Ich finde es erschreckend, wenn die menschliche Nachzucht nicht weiß, wie die Milch aus dem Euter via Zitze ins Tetrapack gelangt, wie ein Huhn ein Ei legt, was aus Schafhaaren gemacht werden kann, dass nicht alle Kühe lila sind u.s.w..

Verlieren Berliner vielleicht leichter den Bezug zur Natur, da sie sich- jahrzehntelang eingemauert- zu technomorphen Wesen weiterentwickelt haben?

Landluft, Gemecker, Gemuhe und Krähen scheinen für den „naturverbundenen Menschen“ nur gelegentlich im Urlaub erträglich zu sein.

Benzingestank, technikbedingter Krach ( wie z. B. Autolärm, Rasenmäher, Hächsler), Menschengemecker sind offensichtlich gesünder als „Tierlärm“ und „Tiergeruch“ und manchmal stört sogar schon der Anblick von Hunden und Katzen.

Quo vadis Großstadtmensch, und können wir uns diese Arroganz überhaupt noch erlauben?
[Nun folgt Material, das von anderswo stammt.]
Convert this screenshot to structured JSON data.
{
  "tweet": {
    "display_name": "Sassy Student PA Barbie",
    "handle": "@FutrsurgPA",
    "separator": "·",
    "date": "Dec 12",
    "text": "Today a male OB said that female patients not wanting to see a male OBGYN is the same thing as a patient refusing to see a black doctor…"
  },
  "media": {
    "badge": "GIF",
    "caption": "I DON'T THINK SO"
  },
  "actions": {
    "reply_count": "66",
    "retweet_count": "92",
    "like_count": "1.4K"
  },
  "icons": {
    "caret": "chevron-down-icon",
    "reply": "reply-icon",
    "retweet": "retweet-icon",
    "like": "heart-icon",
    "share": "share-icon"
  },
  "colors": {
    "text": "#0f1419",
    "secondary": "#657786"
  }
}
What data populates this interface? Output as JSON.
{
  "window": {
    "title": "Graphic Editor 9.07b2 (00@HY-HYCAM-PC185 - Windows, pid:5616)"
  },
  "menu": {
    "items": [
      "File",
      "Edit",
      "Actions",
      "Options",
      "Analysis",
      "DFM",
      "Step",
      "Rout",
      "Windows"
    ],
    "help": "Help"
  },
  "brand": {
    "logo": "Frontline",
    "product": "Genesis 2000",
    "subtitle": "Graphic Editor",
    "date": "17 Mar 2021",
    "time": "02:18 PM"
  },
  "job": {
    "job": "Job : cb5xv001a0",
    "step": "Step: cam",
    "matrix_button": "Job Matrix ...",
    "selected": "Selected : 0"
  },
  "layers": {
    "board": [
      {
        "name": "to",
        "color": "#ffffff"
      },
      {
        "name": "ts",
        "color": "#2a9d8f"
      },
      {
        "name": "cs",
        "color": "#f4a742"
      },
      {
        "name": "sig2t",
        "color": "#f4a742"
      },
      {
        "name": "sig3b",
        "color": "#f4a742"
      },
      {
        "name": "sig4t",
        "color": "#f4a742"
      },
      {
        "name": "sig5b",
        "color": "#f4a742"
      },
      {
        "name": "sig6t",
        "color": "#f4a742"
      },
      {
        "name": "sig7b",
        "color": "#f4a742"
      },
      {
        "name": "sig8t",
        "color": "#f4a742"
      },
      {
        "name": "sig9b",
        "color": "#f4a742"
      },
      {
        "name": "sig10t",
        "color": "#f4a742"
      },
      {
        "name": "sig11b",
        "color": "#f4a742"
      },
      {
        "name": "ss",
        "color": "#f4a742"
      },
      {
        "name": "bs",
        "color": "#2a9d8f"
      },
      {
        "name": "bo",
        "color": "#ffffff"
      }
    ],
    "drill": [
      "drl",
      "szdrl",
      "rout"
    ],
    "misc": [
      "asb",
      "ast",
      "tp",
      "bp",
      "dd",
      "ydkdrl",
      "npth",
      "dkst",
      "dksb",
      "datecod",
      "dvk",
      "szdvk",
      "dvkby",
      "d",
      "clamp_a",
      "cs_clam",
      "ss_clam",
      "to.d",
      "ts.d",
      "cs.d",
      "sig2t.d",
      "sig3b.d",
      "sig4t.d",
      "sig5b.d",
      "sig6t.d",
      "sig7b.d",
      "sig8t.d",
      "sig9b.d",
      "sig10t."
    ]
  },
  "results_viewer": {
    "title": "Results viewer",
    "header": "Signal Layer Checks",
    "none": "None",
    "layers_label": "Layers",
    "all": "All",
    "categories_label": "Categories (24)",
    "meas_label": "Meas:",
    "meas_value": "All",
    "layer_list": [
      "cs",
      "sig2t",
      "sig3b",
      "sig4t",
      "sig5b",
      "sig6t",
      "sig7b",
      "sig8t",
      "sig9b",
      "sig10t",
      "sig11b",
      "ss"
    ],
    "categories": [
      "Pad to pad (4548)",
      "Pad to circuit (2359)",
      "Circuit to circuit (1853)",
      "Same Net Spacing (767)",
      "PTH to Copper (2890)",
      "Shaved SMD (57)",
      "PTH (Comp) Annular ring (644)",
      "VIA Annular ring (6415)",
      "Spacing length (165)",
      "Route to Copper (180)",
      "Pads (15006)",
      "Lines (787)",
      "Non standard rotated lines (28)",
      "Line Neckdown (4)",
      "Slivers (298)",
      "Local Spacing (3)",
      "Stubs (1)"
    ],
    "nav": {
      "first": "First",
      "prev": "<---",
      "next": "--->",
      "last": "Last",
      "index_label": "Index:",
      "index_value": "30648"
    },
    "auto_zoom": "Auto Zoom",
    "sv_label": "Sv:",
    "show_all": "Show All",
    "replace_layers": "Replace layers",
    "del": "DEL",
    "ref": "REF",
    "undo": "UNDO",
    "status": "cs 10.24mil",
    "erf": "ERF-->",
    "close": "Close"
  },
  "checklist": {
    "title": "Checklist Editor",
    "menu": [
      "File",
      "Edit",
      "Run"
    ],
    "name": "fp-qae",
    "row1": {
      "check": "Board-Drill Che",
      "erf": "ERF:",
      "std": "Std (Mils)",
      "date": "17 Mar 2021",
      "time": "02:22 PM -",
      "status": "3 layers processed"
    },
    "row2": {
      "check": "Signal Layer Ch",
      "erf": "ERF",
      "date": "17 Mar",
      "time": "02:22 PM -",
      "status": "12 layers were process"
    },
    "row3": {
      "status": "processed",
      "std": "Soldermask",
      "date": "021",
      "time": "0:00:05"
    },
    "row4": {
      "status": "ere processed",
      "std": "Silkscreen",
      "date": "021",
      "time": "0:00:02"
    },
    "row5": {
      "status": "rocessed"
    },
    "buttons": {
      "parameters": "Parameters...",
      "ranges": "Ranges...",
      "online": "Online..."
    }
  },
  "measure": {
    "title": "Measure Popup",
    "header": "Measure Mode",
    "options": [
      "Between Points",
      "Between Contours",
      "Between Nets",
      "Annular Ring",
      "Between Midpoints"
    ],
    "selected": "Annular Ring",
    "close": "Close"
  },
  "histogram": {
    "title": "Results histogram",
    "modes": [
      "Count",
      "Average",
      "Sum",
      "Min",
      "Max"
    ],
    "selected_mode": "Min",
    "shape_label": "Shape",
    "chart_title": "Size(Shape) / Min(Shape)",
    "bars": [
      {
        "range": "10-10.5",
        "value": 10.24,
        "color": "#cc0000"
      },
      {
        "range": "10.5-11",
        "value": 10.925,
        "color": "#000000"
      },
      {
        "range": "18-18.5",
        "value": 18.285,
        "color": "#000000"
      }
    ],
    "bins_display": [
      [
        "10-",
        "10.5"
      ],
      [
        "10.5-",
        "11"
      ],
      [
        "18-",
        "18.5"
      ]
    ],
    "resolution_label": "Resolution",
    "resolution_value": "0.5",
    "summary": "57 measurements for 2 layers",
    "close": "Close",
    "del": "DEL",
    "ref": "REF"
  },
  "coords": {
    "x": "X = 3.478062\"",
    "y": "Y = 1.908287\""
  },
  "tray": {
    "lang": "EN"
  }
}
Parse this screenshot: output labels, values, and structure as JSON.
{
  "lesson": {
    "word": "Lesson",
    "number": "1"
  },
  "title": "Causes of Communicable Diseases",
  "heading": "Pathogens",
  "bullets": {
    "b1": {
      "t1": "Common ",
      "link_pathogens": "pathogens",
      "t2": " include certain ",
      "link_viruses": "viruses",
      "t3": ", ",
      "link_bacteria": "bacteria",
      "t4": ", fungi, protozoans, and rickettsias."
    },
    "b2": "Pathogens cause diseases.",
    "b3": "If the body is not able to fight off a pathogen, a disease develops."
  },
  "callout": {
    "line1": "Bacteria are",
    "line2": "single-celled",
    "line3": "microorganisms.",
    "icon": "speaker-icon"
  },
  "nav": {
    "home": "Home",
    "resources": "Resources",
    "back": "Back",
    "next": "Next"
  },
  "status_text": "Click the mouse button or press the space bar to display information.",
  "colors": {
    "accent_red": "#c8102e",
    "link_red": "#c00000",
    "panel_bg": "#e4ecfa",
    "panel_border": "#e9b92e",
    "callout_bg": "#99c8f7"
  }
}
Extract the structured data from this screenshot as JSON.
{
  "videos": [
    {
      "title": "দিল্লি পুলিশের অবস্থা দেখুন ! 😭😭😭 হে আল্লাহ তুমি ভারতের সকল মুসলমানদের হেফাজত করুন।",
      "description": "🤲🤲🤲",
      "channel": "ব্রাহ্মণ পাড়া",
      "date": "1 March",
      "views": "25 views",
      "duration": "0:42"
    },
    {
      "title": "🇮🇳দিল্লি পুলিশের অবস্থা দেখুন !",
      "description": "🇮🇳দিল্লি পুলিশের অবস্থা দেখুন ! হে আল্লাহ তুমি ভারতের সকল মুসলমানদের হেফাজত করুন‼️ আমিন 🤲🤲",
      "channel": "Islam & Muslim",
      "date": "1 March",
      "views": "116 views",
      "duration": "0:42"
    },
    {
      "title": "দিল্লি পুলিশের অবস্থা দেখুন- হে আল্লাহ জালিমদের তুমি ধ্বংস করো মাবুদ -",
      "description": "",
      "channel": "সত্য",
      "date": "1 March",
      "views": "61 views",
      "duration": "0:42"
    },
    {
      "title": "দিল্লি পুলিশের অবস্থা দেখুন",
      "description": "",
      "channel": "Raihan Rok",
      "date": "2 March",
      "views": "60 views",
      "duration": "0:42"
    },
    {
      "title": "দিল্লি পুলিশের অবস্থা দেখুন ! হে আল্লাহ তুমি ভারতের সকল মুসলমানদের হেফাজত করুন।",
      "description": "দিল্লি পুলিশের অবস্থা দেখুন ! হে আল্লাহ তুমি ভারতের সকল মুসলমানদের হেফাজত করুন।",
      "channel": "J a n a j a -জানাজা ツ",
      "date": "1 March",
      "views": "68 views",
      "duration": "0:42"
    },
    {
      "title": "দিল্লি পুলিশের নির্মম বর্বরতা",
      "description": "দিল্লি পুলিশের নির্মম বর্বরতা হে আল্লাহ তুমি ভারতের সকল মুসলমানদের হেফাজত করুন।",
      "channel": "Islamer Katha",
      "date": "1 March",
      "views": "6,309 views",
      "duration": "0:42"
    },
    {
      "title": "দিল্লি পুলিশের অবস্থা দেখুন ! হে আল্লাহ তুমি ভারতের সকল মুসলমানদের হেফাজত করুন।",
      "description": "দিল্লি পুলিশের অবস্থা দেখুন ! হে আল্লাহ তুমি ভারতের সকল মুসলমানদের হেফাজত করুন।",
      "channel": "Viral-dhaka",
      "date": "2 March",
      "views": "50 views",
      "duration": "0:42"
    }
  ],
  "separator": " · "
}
Eine Ziege- die Kuh des kleinen Mannes- mit einem Reh zu verwechseln, ist dies nicht schon ein deutliches Indiz?

Ich habe jedenfalls nicht verlernt, wie unsere „Lebensmittelerzeuger“ aussehen, mit ihnen umzugehen, mich selbst zu versorgen und gebe dieses Wissen gern weiter.

Können Sie sich vorstellen, beim Anblick eines gelassen wiederkäuenden Tieres nach einem stressigen Arbeitstag, Entspannung zu empfinden, um dann anschließend Ihre pubertierenden Sprößlinge besser ertragen zu können? Balsam für die Seele? Haustiere, wie meine Kaninchen, Hühner und Ziegen( selbstverständlich hat Ari eine Freundin bekommen und lebt in einem ziegengerechten Stall und nicht mehr im Kinderzimmer) ersetzen erwiesenermaßen autogenes Training und manche Therapie.

In Polen gibt es ein Programm, bei dem sozialhilfeabhängigen Familien eine Ziege zur Verfügung gestellt wird. Folge ist nicht nur eine Senkung der Lebenshaltungskosten durch Selbstversorgung, sondern eine allgemeine Motivation der Menschen durch den positiven Einfluß der Tierhaltung.
Ziegen sind hierfür besonders geeignet, da sie wenig Futterkosten verursachen und intensive, freundschaftliche Beziehungen zu „ihren Menschen“ aufbauen. Dies ist vielleicht nicht generell in Deutschland umsetzbar, aber einen Gedanken wert.

Sobald im nächsten Jahr die Milch aus dem Euter unserer Ziegen fließt, werden wir uns wieder aktiv mit Käseherstellung befassen.

Unser eigenes Brot( aus selbstangesetztem Sauerteig und selbstgemahlenem Getreide), sowie der frische Ziegenkäse sind übrigens unvergleichlich gut, da wir die Produkte selbst hergestellt haben, die Zutaten stimmen und keine E´s enthalten sind .

Frau Künast würde sich sicherlich freuen!

Ich möchte mit diesem Artikel nicht behaupten, dass das einzig wahre Leben nur mit einer Ziege oder anderen Nutztieren im Stall erfolgen kann.

Ein wenig mehr Toleranz gegenüber Städtern, die zu den Wurzeln zurückkehren möchten, wäre jedoch erfreulich. Sie können ruhig hinter ihrem Rücken über diese „Sonderlinge“ lachen, das dürfte sie kaum stören.

Nebenbei ist Selbstversorgung ( mit und ohne Fell- oder Federträgern) auch eine gute Möglichkeit, finanzklamme Zeiten besser und gesünder( körperlich und psychisch) zu überstehen.  Versuchen Sie es doch einfach mal.


Lena mit Jungmutter
Berliner Idylle im Sommer 1991 ( Ziege „Lena“, Hund „Bacchus“ und Jungmutter mit Tochter)

Nachtrag: Ein besonderer Dank gilt meinen Nachbarn, die bisher stoisch meine Ziegen ertragen und sich bereits auf die gesunde Milch für das allergiegeplagte Enkelkind freuen.